Time for an Alternative to Mexico’s Drug War
Picture courtesy of the Cato Institute
by Jorge Castañeda
If we do not ask why Mexico got into an aggressive fight against the drug cartels, it will be very difficult to understand how to get out of it. A lot of my colleagues in Mexico and the United States say, “Well okay, whatever reasons President Felipe Calderón had for getting into this war, the fact is now we are in it and we have to do something about it.” Yes, but it is not an idle exercise to go back and see to what extent this war was declared, more than five years ago, on false premises.
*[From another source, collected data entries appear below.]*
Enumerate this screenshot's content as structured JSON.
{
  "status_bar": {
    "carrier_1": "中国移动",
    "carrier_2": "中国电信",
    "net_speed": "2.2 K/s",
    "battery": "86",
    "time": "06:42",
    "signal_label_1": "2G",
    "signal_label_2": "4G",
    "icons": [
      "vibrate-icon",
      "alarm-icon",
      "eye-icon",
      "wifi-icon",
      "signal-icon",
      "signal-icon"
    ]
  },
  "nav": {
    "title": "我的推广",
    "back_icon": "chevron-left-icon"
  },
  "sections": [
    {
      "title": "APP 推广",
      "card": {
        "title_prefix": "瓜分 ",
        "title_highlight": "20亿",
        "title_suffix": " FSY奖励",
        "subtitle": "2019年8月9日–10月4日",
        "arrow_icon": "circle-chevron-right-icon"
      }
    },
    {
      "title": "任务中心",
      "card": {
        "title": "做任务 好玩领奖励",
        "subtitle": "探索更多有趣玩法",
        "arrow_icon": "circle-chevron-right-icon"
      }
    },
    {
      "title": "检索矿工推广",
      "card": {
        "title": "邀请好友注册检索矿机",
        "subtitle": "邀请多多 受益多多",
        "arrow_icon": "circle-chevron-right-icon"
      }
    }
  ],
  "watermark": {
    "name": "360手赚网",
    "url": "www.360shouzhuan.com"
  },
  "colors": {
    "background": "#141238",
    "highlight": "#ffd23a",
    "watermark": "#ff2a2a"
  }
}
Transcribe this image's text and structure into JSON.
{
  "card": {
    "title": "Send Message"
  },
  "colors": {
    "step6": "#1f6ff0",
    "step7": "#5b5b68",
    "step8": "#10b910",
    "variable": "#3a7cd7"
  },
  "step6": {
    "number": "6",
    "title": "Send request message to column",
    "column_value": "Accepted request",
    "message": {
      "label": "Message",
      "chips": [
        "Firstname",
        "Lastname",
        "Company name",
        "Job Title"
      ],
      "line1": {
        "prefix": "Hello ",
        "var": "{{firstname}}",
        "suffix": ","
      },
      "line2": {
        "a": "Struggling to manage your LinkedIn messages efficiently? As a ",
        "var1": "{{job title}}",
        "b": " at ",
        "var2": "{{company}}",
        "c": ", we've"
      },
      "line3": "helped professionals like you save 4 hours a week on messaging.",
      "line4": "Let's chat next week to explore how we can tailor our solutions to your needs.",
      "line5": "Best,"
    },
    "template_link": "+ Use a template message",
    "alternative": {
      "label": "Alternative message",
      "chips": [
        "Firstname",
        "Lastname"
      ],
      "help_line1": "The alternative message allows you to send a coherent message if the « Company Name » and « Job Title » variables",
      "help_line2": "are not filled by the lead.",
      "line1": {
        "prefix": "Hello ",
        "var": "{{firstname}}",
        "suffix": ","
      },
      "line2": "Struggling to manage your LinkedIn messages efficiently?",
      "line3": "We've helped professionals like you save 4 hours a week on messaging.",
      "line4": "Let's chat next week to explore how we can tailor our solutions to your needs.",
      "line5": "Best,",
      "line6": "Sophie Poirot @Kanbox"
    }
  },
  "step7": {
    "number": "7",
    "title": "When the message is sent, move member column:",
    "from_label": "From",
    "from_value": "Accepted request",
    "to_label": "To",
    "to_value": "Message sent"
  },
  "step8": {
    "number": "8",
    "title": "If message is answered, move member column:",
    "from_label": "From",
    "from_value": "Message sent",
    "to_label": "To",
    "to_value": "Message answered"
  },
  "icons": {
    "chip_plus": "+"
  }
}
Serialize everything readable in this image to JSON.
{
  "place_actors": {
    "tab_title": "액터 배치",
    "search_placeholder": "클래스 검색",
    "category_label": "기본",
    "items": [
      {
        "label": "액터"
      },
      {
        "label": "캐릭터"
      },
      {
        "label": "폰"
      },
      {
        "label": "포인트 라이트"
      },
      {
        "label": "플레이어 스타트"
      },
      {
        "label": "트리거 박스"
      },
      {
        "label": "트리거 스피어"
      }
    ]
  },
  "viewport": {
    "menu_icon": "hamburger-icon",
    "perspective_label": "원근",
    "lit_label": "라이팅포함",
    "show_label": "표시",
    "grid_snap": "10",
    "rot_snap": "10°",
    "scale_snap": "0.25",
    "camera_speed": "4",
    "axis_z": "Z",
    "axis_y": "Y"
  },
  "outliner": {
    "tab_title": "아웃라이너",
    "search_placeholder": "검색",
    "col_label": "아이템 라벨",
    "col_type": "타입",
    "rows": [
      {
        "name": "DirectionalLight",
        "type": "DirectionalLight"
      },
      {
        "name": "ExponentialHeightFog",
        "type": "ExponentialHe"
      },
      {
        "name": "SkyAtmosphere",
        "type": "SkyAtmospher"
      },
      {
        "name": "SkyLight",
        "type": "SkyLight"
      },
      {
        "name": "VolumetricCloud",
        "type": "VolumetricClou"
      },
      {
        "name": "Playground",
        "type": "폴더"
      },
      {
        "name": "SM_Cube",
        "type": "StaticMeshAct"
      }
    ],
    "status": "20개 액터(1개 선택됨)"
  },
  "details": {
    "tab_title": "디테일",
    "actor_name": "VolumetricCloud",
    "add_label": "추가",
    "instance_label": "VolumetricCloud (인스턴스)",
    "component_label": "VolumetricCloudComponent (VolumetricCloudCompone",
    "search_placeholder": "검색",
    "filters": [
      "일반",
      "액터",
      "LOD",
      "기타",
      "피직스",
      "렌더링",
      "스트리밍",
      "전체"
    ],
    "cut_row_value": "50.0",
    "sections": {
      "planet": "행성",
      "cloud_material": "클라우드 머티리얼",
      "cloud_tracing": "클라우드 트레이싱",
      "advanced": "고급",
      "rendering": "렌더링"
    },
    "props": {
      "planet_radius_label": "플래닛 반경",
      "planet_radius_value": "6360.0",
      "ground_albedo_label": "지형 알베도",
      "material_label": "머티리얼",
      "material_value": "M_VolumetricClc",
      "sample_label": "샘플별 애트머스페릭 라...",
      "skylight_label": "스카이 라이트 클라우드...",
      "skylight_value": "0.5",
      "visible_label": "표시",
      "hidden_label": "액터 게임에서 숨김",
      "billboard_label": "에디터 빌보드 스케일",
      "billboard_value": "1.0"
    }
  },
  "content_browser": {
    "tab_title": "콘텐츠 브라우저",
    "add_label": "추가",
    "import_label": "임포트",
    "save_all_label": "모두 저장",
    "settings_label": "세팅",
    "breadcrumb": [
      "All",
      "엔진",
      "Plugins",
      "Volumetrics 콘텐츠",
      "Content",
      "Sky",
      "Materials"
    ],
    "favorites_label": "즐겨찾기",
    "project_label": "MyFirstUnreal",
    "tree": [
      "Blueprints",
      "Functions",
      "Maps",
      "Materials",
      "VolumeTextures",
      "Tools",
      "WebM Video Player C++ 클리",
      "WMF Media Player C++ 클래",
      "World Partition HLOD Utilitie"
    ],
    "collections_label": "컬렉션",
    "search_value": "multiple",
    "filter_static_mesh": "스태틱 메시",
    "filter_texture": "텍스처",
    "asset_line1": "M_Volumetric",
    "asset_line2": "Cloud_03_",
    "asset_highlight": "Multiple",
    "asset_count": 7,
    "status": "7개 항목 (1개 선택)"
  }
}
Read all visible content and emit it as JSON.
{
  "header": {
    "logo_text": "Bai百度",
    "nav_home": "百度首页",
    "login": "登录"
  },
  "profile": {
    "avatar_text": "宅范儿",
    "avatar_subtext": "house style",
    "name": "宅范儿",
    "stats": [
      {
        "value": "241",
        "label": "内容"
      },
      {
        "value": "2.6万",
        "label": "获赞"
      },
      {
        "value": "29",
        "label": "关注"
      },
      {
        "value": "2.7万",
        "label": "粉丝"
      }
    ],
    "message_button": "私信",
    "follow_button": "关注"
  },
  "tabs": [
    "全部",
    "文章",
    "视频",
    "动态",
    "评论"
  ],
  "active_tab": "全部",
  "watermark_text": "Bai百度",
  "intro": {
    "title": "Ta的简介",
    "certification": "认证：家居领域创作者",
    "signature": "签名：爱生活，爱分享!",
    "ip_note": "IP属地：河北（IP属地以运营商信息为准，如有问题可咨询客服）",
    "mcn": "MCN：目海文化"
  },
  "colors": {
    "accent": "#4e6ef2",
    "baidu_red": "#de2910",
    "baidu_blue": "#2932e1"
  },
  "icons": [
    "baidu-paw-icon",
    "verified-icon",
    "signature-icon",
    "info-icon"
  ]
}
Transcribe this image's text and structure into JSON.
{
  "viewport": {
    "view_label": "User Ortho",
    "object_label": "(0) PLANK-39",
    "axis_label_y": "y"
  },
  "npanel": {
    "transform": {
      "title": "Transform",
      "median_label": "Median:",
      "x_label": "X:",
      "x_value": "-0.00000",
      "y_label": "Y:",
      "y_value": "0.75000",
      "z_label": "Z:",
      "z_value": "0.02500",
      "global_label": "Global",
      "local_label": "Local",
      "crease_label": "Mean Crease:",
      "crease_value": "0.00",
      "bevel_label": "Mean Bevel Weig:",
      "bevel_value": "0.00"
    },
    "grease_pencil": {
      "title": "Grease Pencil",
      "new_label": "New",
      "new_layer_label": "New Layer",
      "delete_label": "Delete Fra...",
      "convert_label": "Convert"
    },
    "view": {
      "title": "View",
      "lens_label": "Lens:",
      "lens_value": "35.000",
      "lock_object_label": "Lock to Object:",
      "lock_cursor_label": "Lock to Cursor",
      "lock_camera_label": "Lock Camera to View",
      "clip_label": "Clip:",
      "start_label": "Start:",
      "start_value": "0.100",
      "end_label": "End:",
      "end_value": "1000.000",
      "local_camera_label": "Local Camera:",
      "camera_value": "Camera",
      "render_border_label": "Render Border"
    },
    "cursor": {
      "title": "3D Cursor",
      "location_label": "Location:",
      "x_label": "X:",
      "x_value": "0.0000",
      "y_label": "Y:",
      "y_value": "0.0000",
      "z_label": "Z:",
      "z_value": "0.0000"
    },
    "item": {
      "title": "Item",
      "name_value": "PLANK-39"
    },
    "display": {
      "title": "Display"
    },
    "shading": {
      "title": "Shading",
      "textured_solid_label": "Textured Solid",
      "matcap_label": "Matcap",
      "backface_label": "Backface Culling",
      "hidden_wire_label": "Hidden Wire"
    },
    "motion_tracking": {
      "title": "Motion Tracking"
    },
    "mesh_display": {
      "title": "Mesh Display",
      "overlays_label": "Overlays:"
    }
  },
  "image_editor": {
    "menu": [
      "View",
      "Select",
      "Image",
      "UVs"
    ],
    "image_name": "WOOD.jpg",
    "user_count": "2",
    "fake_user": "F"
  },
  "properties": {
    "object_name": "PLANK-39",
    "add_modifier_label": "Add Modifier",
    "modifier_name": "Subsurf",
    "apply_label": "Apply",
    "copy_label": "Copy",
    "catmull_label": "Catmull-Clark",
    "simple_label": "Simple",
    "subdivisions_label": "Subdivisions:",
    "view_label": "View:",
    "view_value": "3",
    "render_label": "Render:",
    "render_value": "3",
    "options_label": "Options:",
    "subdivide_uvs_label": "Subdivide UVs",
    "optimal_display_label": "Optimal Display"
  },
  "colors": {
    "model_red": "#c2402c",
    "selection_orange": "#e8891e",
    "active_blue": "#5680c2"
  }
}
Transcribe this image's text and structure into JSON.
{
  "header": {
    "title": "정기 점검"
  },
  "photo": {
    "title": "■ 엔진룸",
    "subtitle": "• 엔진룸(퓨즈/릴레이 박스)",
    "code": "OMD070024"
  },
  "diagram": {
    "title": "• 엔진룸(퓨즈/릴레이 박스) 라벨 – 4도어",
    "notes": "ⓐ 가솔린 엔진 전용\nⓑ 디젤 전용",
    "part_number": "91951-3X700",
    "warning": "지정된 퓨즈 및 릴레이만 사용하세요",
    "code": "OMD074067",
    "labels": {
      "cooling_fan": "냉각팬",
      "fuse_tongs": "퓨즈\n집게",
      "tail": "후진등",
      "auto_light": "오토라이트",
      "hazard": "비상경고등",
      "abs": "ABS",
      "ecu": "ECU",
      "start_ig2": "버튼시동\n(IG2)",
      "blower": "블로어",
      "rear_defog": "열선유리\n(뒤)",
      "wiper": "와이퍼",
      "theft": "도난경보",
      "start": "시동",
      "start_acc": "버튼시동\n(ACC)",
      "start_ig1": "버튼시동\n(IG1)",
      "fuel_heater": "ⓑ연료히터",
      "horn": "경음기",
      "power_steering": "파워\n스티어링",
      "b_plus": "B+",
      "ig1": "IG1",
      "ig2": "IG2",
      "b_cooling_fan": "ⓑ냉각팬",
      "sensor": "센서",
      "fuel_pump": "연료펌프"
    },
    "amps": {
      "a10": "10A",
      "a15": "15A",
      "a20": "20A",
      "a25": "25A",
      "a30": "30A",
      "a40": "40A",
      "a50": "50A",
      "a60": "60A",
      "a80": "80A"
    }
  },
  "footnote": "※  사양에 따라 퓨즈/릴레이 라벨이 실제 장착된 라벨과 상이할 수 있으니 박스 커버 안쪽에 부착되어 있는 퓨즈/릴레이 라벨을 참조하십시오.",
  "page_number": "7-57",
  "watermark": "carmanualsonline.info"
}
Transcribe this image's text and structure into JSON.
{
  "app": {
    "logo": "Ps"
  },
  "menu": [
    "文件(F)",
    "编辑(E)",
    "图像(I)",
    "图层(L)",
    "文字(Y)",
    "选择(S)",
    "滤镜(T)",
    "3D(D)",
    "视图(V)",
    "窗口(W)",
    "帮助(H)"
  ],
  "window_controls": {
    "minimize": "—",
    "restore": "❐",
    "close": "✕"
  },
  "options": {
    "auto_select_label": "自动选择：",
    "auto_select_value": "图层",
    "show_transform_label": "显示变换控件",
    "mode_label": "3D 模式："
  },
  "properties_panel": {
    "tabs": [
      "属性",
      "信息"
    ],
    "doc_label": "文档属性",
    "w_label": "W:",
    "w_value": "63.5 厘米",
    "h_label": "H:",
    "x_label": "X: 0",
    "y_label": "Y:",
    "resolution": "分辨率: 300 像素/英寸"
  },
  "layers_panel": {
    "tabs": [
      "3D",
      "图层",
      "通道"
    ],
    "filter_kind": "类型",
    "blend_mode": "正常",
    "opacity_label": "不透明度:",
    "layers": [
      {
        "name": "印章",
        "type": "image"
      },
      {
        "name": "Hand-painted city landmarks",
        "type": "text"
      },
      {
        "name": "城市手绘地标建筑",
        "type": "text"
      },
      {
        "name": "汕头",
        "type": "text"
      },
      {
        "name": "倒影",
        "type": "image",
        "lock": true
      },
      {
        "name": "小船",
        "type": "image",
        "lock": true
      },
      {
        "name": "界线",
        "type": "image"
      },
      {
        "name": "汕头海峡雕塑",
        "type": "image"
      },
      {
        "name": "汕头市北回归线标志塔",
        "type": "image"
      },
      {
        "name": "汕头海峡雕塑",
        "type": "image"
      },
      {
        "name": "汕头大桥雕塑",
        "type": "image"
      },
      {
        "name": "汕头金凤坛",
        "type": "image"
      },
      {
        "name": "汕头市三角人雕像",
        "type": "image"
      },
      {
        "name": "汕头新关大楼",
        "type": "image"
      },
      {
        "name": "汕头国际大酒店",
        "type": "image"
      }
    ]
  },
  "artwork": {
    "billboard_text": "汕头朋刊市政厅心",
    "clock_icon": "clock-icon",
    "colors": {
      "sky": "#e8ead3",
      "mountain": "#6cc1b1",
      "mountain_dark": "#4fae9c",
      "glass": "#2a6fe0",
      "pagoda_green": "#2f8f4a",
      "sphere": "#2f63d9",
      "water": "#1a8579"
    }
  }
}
False Premises for Launching the Drug War
First false premise: violence in Mexico had been increasing, and something had to be done about it. Absolutely false. Violence in Mexico had been declining by any indicator, mainly the most important and reliable one: willful homicides per hundred thousand inhabitants. From the early 1990s through 2007, violence in Mexico declined from around 20-odd willful homicides per hundred thousand a year to about 8 per year in 2006 and 2007. That is still higher than the rate in United States, but it is one-third the rate in Brazil, one-tenth of what Colombia saw in its worst years, and one-third of what we have in Mexico today. Violence in Mexico had been declining for 20 years, but then spiked from 2007 onward. The year 2011 saw violence in Mexico reach Brazilian levels.